Quiz: Name the 3 U.S. vice presidents that were from Indiana.
You might have guessed two fairly recent ones. The third is rather obscure: Schuyler Colfax from South Bend, VP to U.S. Grant (1869-1873).
I just completed reading a biography of Colfax, written by Willard H. Smith in 1951 (no relation to me). Before becoming vice president, he was Speaker of the House of Representatives. Here's an interesting tidbit from the book (and reason for the blog title).
"When Congress reconvened in December for the short session, there was seen the unusual spectacle of a Vice-President-elect presiding over the deliberations of the House.

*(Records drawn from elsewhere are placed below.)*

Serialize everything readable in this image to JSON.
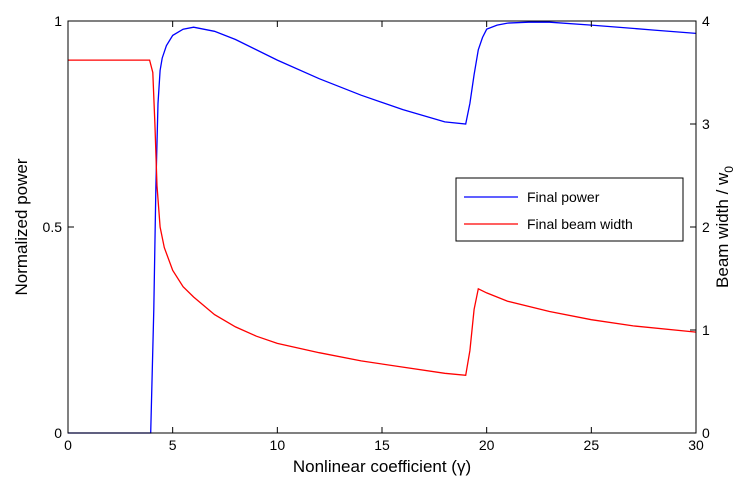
{
  "chart_data": {
    "type": "line",
    "xlabel": "Nonlinear coefficient (γ)",
    "ylabel_left": "Normalized power",
    "ylabel_right_main": "Beam width / w",
    "ylabel_right_sub": "0",
    "xlim": [
      0,
      30
    ],
    "ylim_left": [
      0,
      1
    ],
    "ylim_right": [
      0,
      4
    ],
    "xticks": [
      0,
      5,
      10,
      15,
      20,
      25,
      30
    ],
    "xtick_labels": [
      "0",
      "5",
      "10",
      "15",
      "20",
      "25",
      "30"
    ],
    "yticks_left": [
      0,
      0.5,
      1
    ],
    "ytick_labels_left": [
      "0",
      "0.5",
      "1"
    ],
    "yticks_right": [
      0,
      1,
      2,
      3,
      4
    ],
    "ytick_labels_right": [
      "0",
      "1",
      "2",
      "3",
      "4"
    ],
    "grid": false,
    "legend_position": "center-right",
    "series": [
      {
        "name": "Final power",
        "axis": "left",
        "color": "#0000ff",
        "x": [
          0,
          2,
          3.95,
          4.1,
          4.2,
          4.3,
          4.4,
          4.5,
          4.7,
          5.0,
          5.5,
          6.0,
          7.0,
          8.0,
          10.0,
          12.0,
          14.0,
          16.0,
          18.0,
          19.0,
          19.2,
          19.4,
          19.6,
          19.8,
          20.0,
          20.5,
          21.0,
          22.0,
          23.0,
          25.0,
          28.0,
          30.0
        ],
        "y": [
          0,
          0,
          0,
          0.3,
          0.6,
          0.8,
          0.88,
          0.91,
          0.94,
          0.965,
          0.98,
          0.985,
          0.975,
          0.955,
          0.905,
          0.86,
          0.82,
          0.785,
          0.755,
          0.75,
          0.8,
          0.87,
          0.93,
          0.96,
          0.98,
          0.99,
          0.995,
          0.997,
          0.997,
          0.99,
          0.978,
          0.97
        ]
      },
      {
        "name": "Final beam width",
        "axis": "right",
        "color": "#ff0000",
        "x": [
          0,
          2,
          3.9,
          4.05,
          4.15,
          4.25,
          4.4,
          4.6,
          5.0,
          5.5,
          6.0,
          7.0,
          8.0,
          9.0,
          10.0,
          12.0,
          14.0,
          16.0,
          18.0,
          19.0,
          19.2,
          19.4,
          19.6,
          20.0,
          21.0,
          23.0,
          25.0,
          27.0,
          30.0
        ],
        "y": [
          3.62,
          3.62,
          3.62,
          3.5,
          3.0,
          2.4,
          2.0,
          1.8,
          1.58,
          1.42,
          1.32,
          1.15,
          1.03,
          0.94,
          0.87,
          0.78,
          0.7,
          0.64,
          0.58,
          0.56,
          0.8,
          1.2,
          1.4,
          1.36,
          1.28,
          1.18,
          1.1,
          1.04,
          0.98
        ]
      }
    ]
  }
}
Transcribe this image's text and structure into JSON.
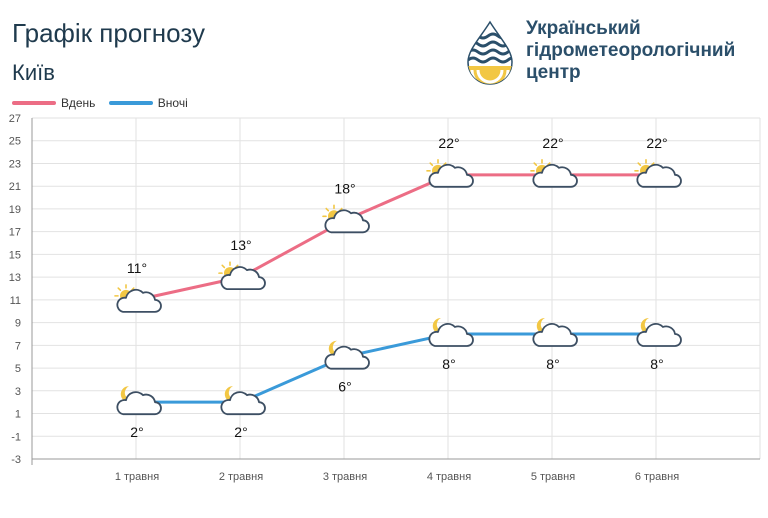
{
  "header": {
    "title": "Графік прогнозу",
    "city": "Київ"
  },
  "logo": {
    "line1": "Український",
    "line2": "гідрометеорологічний",
    "line3": "центр",
    "icon": "hydromet-drop-logo-icon"
  },
  "colors": {
    "day": "#ec6d85",
    "night": "#3a9ad9",
    "grid": "#e2e2e2",
    "axis": "#999999",
    "title": "#1f3a4d"
  },
  "chart_data": {
    "type": "line",
    "categories": [
      "1 травня",
      "2 травня",
      "3 травня",
      "4 травня",
      "5 травня",
      "6 травня"
    ],
    "ylim": [
      -3,
      27
    ],
    "yticks": [
      -3,
      -1,
      1,
      3,
      5,
      7,
      9,
      11,
      13,
      15,
      17,
      19,
      21,
      23,
      25,
      27
    ],
    "grid": true,
    "legend_position": "top-left",
    "series": [
      {
        "name": "Вдень",
        "values": [
          11,
          13,
          18,
          22,
          22,
          22
        ],
        "labels": [
          "11°",
          "13°",
          "18°",
          "22°",
          "22°",
          "22°"
        ],
        "icon": "sun-cloud-icon",
        "color": "#ec6d85"
      },
      {
        "name": "Вночі",
        "values": [
          2,
          2,
          6,
          8,
          8,
          8
        ],
        "labels": [
          "2°",
          "2°",
          "6°",
          "8°",
          "8°",
          "8°"
        ],
        "icon": "moon-cloud-icon",
        "color": "#3a9ad9"
      }
    ]
  }
}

An unfortunate, stormy scene presented itself in these closing days of the speakership. When the Senate and House met in joint session to count the electoral vote, there was disagreement and hot debate over counting the vote of Georgia. The vote was challenged because the Georgia legislature, on September 3 (1868), had expelled its Negro members, replacing them with whites on the ground that Negro suffrage did not include Negro officeholding." (Chaos, confusion, disorder, defiance, etc., followed.) "A compromise was worked out which provided that the vote should be announce both with and without the Georgia vote, Grant and Colfax being elected in either case." (Electoral results were 214 to 80.)
So, as in 1868, Georgia was again in the headlines during our recent election. Remarkable, eh?
(By the way, Dan Quayle and Pence were the other two VPs from Indiana--not something to brag about.)